Ну почему жизненный опыт ничему нас не учит, как это объяснить? Ведь видел же я, в каких конвульсиях билась при моем неожиданном появлении судомойка, как подскочил в воздух чуть не на фут старина Чаффи, как дрожал в момент встречи со мной сэр Родерик Глоссоп, и все равно я так же внезапно возник и перед ней.
И она точно так же испугалась, как все. Нет, не как все, гораздо сильнее. Полина Стоукер в этот миг как раз жевала кусок копченого лосося, и только это обстоятельство помешало в данном конкретном случае немедленному проявлению ее чувств, поэтому секунду-полторы я видел лишь два выпученных от ужаса глаза.
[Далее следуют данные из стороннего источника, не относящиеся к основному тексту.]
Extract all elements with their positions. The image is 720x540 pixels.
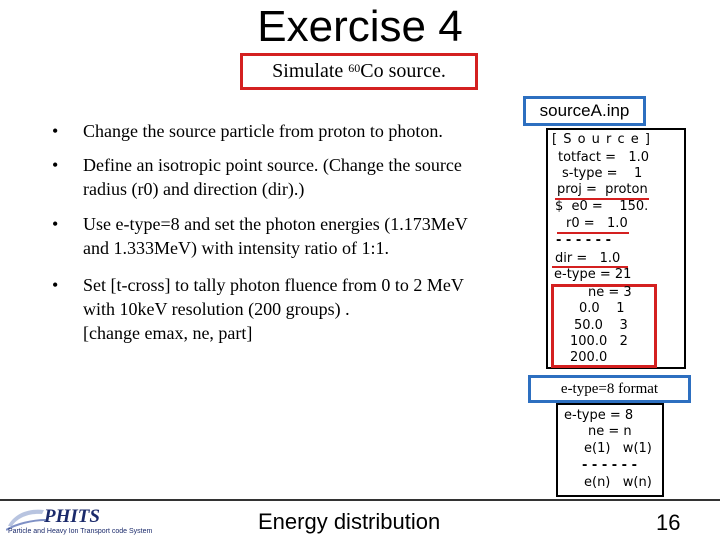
file-energy-row: 50.0 3 bbox=[574, 318, 628, 333]
file-energy-row: 100.0 2 bbox=[570, 334, 628, 349]
bullet-item: • Set [t-cross] to tally photon fluence … bbox=[52, 273, 518, 345]
logo-name: PHITS bbox=[44, 506, 100, 527]
logo-subtitle: Particle and Heavy Ion Transport code Sy… bbox=[8, 528, 153, 535]
footer-divider bbox=[0, 499, 720, 501]
subtitle-prefix: Simulate bbox=[272, 60, 349, 82]
energy-values-box bbox=[551, 284, 657, 368]
footer-caption: Energy distribution bbox=[258, 509, 441, 534]
bullet-marker: • bbox=[52, 121, 59, 141]
input-file-panel bbox=[546, 128, 686, 369]
file-energy-row: 200.0 bbox=[570, 350, 608, 365]
format-panel bbox=[556, 403, 664, 497]
file-line-e-type: e-type = 21 bbox=[554, 267, 632, 282]
format-separator: - - - - - - bbox=[582, 458, 638, 473]
bullet-item: • Define an isotropic point source. (Cha… bbox=[52, 153, 518, 201]
format-line-first: e(1) w(1) bbox=[584, 441, 652, 456]
phits-logo-icon bbox=[6, 509, 47, 531]
subtitle-superscript: 60 bbox=[348, 61, 361, 75]
bullet-item: • Use e-type=8 and set the photon energi… bbox=[52, 212, 518, 260]
dir-red-underline bbox=[552, 266, 628, 268]
bullet-line: Change the source particle from proton t… bbox=[83, 121, 443, 141]
file-line-dir: dir = 1.0 bbox=[555, 251, 621, 266]
file-line-s-type: s-type = 1 bbox=[562, 166, 643, 181]
bullet-line: radius (r0) and direction (dir).) bbox=[83, 179, 305, 199]
input-file-label: sourceA.inp bbox=[523, 96, 646, 126]
bullet-line: Set [t-cross] to tally photon fluence fr… bbox=[83, 275, 464, 295]
bullet-line: with 10keV resolution (200 groups) . bbox=[83, 299, 350, 319]
proj-red-underline bbox=[555, 198, 649, 200]
source-section-header: [ S o u r c e ] bbox=[552, 132, 652, 147]
file-separator: - - - - - - bbox=[556, 233, 612, 248]
slide-title: Exercise 4 bbox=[257, 2, 463, 51]
subtitle-suffix: Co source. bbox=[360, 60, 446, 82]
file-line-proj: proj = proton bbox=[557, 182, 648, 197]
file-energy-row: 0.0 1 bbox=[579, 301, 625, 316]
subtitle-box: Simulate 60Co source. bbox=[240, 53, 478, 90]
bullet-marker: • bbox=[52, 214, 59, 234]
format-line-last: e(n) w(n) bbox=[584, 475, 652, 490]
format-label: e-type=8 format bbox=[528, 375, 691, 403]
file-line-totfact: totfact = 1.0 bbox=[558, 150, 650, 165]
bullet-line: Use e-type=8 and set the photon energies… bbox=[83, 214, 468, 234]
page-number: 16 bbox=[656, 510, 681, 535]
file-line-r0: r0 = 1.0 bbox=[566, 216, 628, 231]
file-line-e0: $ e0 = 150. bbox=[555, 199, 649, 214]
bullet-item: • Change the source particle from proton… bbox=[52, 119, 518, 143]
bullet-marker: • bbox=[52, 155, 59, 175]
file-line-ne: ne = 3 bbox=[588, 285, 632, 300]
bullet-line: Define an isotropic point source. (Chang… bbox=[83, 155, 462, 175]
format-line-ne: ne = n bbox=[588, 424, 632, 439]
bullet-line: [change emax, ne, part] bbox=[83, 323, 253, 343]
r0-red-underline bbox=[557, 232, 629, 234]
bullet-marker: • bbox=[52, 275, 59, 295]
bullet-line: and 1.333MeV) with intensity ratio of 1:… bbox=[83, 238, 389, 258]
format-line-e-type: e-type = 8 bbox=[564, 408, 634, 423]
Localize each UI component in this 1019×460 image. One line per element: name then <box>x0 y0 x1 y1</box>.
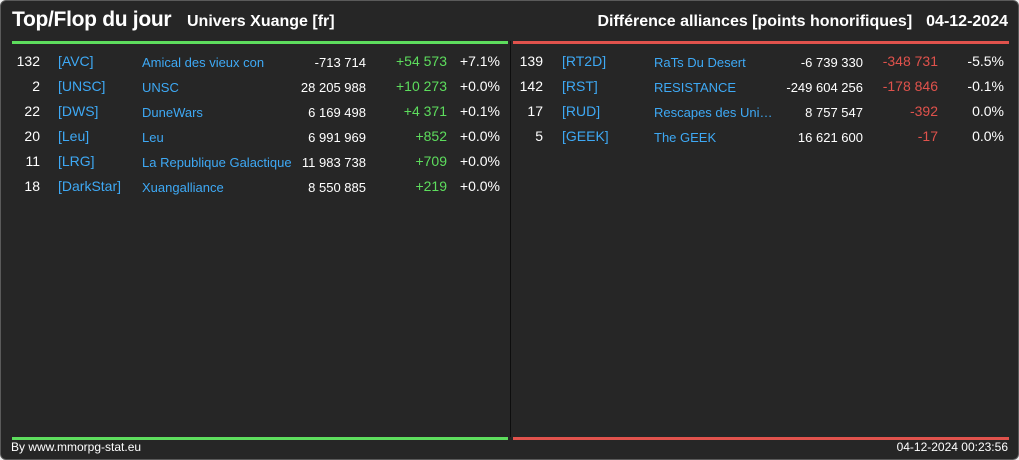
header-right: Différence alliances [points honorifique… <box>597 13 1008 31</box>
percent-cell: +0.0% <box>459 153 500 169</box>
points-cell: 6 991 969 <box>308 130 366 145</box>
flop-panel: 139 [RT2D] RaTs Du Desert -6 739 330 -34… <box>513 41 1009 440</box>
table-row: 22 [DWS] DuneWars 6 169 498 +4 371 +0.1% <box>12 99 508 124</box>
percent-cell: 0.0% <box>972 128 1004 144</box>
table-row: 142 [RST] RESISTANCE -249 604 256 -178 8… <box>513 74 1009 99</box>
rank-cell: 17 <box>527 103 543 119</box>
table-row: 139 [RT2D] RaTs Du Desert -6 739 330 -34… <box>513 49 1009 74</box>
rank-cell: 2 <box>32 78 40 94</box>
diff-cell: -348 731 <box>882 53 938 69</box>
points-cell: -6 739 330 <box>800 55 863 70</box>
percent-cell: +0.1% <box>459 103 500 119</box>
alliance-name-link[interactable]: Amical des vieux con <box>142 55 265 70</box>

Потом копченое препятствие исчезло, и меня оглушил истошный, леденящий душу визг, ничего подобного мне в жизни не доводилось слышать.
В тот же самый миг дверь отворилась, и на пороге появился пятый барон Чаффнел. Он молнией сверкнул к ней и заключил в объятия, она такой же молнией сверкнула к нему и заключилась в его объятия.
Даже если бы они месяцами репетировали эту сцену, она не получилась бы такой убедительной.